More than instant history

History doubtless needs its instant reactors - the journalists with their very portable typewriters and cameras who wait for a scene to explode and then rush there to tell us all about it. Fast! And with much shouting, as if absolutely nothing else was happening anywhere else on planet earth except this . . . this headline.

When Lebanon was it, it was nothing but Lebanon. For a week the world became Grenada. Now the map of the globe finds El Salvador as large as China and the Soviet Union on the scale of journalistic obsessions.

Once upon a time South Africa was a hot spot too - one of the lead stories of the moment when black students were being killed outside of Johannesburg. And then, in September 1977, Steve Biko, the young leader of the black-consciousness movement's nonviolent fight against apartheid, was beaten to death in his cell, and journalists had their favorite kind of history - a charismatic figure (as they say) to go with an issue. But after a few lessons about apartheid, the nervous pointer finger of instant history moved on. There was in 1977 the Panama Canal Treaty to brood about. And how could anybody remember Steve Biko long in the year when Elvis Presley also died?

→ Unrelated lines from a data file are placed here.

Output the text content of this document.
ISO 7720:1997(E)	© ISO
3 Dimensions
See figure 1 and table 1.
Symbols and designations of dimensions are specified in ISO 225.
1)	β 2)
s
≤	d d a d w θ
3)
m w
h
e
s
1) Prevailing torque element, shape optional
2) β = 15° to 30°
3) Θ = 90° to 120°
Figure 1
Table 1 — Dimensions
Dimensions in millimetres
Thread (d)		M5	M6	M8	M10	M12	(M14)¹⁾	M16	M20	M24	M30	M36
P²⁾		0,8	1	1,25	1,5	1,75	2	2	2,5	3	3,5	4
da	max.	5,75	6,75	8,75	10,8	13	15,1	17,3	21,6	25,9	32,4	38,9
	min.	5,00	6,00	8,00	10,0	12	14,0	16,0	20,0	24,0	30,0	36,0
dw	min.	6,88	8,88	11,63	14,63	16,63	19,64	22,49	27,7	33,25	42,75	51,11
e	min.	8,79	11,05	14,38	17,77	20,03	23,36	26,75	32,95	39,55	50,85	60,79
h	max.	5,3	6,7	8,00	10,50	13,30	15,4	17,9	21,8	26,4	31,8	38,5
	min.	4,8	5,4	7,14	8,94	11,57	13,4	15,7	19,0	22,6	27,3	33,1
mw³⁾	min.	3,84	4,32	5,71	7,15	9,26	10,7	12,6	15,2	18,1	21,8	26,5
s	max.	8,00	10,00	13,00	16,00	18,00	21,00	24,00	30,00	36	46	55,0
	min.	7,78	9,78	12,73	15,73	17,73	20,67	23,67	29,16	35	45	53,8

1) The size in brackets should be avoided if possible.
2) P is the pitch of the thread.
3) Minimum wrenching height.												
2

We recognize a terrible injustice in the jerky, discontinuous way journalism feeds us history when somebody gives us something more, as June Goodwin has done with South Africa in her new book, ''Cry Amandla!'' (Holmes & Meier, $22.50 cloth, $11.50 paperback).

In that summer of 1977 Miss Goodwin had just completed her first year in South Africa as correspondent for The Christian Science Monitor. ''Amandla'' is the word for power that crosses all African languages. Miss Goodwin had begun to hear it, like the everpresent hum of an electrical utility wire. But in her book she restricts herself to considering the power generated by, and against, apartheid among a cross section of South African women.

There are Afrikaner women speaking in these pages who equate apartheid with the Bible.

There are Afrikaner women who voice qualified doubts.

There is Helen Suzman, a member of South Africa's Parliament since 1953, five years after apartheid was established, who tells Miss Goodwin: ''If we had deliberately set out to produce a criminal society, we couldn't have done better than this country.''

There is an upwardly mobile black woman who speaks seven languages and owns a house, a car, and a color TV but, as a black woman, is treated as a permanent minor under South African law.

There is, above all, Thenjie Mtintso, a colleague of Steve Biko in the black-consciousness movement. Miss Goodwin interviewed her again and again, talking with her in jail and after she fled into exile. ''Her courage was awesome,'' Miss Goodwin writes, declaring flatly: ''She is the heroine of this book.''

Clearly Miss Goodwin is not objective. Has anybody been objective about apartheid on either side?

But South Africa changed her life, and she wants it, in a lesser way, to change ours. She thrusts its flowers under our noses, like the cosmos growing wild across the fields - ''the petals, wine-colored or white, with seams like valentine folds.'' She fills our ears with the continent's primal roar when Chief Buthelezi flicks his tribal stick amid thousands of stamping Zulus, swinging knobkerries and chanting during their annual gathering in a soccer stadium outside of Johannesburg.

She makes us feel the preciousness of this place, and the preciousness of its people, above and beyond the cruel waste of racial divisiveness.

This is journalism where the witness doesn't pack up and go away, and that act of constancy gives passing history a dignity, and even a sense of promise.